The Rouhani administration’s investment in a nuclear deal with the world both as a ground for some economic upheaval and a proof that conservatives had been wrong in negating any talks with the West is now feared to prove a recipe for bankruptcy.
When he took power in 2013, President Hassan Rouhani said to end the nuclear dispute as well as unprecedented economic sanctions on Iran, it was better to “hammer things out with the sheriff,” meaning the US. This was a radically bold statement in an Iran which had been at odds with the US since the 1979 revolution.

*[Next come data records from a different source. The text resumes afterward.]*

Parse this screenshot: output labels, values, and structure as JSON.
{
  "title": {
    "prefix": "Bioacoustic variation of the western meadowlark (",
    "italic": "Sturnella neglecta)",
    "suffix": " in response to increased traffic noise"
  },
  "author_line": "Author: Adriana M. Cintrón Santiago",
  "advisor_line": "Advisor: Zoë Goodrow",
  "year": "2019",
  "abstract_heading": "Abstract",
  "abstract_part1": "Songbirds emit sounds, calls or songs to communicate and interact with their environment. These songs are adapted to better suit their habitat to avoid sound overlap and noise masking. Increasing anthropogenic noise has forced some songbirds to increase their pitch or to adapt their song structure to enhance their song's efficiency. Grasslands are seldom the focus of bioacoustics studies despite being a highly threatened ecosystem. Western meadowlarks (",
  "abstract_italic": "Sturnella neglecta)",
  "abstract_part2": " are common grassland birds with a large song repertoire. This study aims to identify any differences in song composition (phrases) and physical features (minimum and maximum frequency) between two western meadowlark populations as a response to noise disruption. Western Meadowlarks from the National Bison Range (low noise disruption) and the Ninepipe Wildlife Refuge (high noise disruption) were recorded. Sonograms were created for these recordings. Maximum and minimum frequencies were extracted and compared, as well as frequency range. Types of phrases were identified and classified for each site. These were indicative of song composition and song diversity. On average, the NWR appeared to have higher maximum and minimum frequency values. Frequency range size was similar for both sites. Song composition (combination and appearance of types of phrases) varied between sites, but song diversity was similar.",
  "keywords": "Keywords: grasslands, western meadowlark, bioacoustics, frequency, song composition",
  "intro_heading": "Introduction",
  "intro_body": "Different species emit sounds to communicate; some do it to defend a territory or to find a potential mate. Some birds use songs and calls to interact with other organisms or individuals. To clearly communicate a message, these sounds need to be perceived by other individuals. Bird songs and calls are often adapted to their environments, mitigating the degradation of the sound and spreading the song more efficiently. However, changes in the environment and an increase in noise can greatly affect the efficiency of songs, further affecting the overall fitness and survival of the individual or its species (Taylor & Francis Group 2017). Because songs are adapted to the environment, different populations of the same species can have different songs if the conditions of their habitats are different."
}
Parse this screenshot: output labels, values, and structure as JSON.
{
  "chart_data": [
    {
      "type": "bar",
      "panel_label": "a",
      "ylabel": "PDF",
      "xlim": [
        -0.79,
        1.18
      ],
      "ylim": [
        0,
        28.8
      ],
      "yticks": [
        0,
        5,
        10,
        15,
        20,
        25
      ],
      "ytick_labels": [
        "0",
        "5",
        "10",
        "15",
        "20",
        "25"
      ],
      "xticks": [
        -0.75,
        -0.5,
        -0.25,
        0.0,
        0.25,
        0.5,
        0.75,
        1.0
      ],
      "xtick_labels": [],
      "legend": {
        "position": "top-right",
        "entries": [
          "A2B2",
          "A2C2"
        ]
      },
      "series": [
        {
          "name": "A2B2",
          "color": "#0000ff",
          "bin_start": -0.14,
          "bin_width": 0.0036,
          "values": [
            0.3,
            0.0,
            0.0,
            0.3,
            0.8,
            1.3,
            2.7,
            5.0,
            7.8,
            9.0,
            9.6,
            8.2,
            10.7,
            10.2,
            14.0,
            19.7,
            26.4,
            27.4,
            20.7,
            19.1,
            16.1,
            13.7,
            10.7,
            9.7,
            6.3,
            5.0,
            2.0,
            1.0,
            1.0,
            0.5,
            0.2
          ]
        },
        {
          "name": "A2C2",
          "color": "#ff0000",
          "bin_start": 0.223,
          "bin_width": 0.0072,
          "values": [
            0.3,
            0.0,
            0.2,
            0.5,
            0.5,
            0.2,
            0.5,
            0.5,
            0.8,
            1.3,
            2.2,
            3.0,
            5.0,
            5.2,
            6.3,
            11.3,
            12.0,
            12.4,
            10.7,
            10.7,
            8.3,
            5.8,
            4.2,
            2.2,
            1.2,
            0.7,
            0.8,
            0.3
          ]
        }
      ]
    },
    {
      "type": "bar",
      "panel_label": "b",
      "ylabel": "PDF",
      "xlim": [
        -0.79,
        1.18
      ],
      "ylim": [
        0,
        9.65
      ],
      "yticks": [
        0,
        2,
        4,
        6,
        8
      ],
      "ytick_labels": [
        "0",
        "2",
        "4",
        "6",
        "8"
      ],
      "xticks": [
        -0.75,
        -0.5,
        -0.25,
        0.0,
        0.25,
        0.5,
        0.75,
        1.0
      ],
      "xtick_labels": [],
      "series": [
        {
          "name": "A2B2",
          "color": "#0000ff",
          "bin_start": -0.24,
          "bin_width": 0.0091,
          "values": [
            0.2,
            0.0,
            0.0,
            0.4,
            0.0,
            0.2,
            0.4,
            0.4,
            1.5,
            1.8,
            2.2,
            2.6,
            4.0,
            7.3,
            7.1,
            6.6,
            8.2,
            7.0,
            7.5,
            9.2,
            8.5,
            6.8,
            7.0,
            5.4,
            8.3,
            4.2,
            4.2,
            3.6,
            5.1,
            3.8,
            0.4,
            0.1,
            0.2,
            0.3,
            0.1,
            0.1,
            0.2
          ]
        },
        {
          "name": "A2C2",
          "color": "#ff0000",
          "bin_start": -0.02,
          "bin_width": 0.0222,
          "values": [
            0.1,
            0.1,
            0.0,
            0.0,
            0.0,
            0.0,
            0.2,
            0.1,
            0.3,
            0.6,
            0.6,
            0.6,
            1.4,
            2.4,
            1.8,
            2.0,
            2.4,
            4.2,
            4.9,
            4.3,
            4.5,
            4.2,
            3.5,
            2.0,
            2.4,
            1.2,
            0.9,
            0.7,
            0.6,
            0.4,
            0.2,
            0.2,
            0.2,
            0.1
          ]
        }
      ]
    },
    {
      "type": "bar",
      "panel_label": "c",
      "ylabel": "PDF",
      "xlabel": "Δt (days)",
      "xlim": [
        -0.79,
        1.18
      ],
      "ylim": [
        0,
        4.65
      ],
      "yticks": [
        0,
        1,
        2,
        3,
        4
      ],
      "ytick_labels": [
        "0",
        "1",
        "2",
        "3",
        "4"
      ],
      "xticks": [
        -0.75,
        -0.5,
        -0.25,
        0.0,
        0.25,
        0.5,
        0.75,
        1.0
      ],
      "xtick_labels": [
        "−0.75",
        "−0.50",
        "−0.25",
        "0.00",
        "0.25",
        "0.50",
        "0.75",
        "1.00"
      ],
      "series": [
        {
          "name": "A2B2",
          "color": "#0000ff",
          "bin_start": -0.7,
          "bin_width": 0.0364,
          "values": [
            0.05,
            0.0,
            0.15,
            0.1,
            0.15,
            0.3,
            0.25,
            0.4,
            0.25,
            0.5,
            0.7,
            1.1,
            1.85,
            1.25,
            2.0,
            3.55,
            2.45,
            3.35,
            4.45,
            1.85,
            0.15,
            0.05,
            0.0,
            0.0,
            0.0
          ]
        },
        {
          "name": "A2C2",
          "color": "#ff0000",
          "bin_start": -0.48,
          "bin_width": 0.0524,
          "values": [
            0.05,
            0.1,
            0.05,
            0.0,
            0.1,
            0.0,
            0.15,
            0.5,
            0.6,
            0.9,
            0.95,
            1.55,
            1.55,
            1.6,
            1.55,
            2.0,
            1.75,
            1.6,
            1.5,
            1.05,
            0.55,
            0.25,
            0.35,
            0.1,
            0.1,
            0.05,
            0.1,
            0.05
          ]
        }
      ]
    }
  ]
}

A day after the implementation of the JCPOA in January 2016, Rouhani praised the achievement by saying: “Today it was proven that our country is in possession of a great power called diplomacy.” He then referred to the deal as a “win-win game” for Iran and the five countries that partook in it.
Foreign Minister Mohammad Javad Zarif, whom a great number of Iranians followed on social media during the nuclear talks and later when he proudly brought home a deal, used to call the conclusion of the JCPOA a “triumph of diplomacy”. “#IranDeal was triumph of diplomacy over coercion. Same start choice for US today, and reminder: old methods produce same old failures,” he tweeted in July 2016, a few months after the JCPOA implementation as Tehran was still hopeful to wring the desired benefits from the deal.
After the lifting of sanctions, companies from all the JCPOA signatories and elsewhere started pushing for promotion of economic ties with Iran, sometimes striking multi-billion-dollar deals with Tehran. The United States remained an exception.
Despite this and moves to pose new sanctions on Iran, US officials have been bemoaning what they represented as the fate of the Iranian nation, which, according to them, is wronged by its ruling power.
Secretary of State Rex Tillerson on Wednesday said Washington's "fight is not with the Iranian people," but with what he described as "the revolutionary regime."
"We know there are strong feelings and values inside of Iran that we want to promote in terms of one day the Iranian people being able to retake control of their government," the US top diplomat said.
In similar remarks during his Iran strategy announcement on October 13, President Donald Trump also feigned sympathy with Iranian people, saying the ruling class in Iran “has raided the wealth of one of the world’s oldest and most vibrant nations”.
Notwithstanding such remarks, probably meant with the best intention to sooth the Iranian people’s dismay in a diplomatic approach to the US, Washington’s political measures against Iran have created a quality in the Iranian people’s mindset quite different than what the White House wishes to do by words.
As the US is venting more and more pressure on Iran, conservatives who have for decades been saying America is not trustworthy, are now becoming once more the focus of attention as sages of Iran. The most recent move by the House of Representatives to pose new sanctions on Iran has completely driven to the margin the reform-minded Iranians who hoped talks with world powers, besides ending tension over the nuclear program, would give the conservatives some reason to trust diplomacy and international pacts.
Zarif himself has become critical of Washington. He recently referred to Trump’s October 13 de-certification of the nuclear deal, which opened the way for Congress to consider new sanctions on Iran, as a violation of JCPOA.
In April 2015, a few months before JCPOA was concluded and he was hotly debating it with international counterparts, Zarif severely criticized the oppositional views of freshman Arkansas Republican Tom Cotton. “Serious diplomacy, not macho personal smear, is what we need,” he tweeted in response to Cotton, a staunch critic of any US talks with Iran.
The same Senator Cotton, however, when Trump recently presented his new Iran strategy, was drafting a legislation to pose new sanctions on Iran’s missile program, the legislation that is going to mar things between Iran and the US unimaginably.
On Wednesday, Senate passed a bill to pose new sanctions on Iran over the missiles. Critics believe things are moving back to square one for Iran and the US to use “old methods” once more.
Zarif recently said Americans are “addicted to sanctions.” As Washington is pursuing its addiction, Iranians seem to be developing new faith in their old “Death to America” slogan.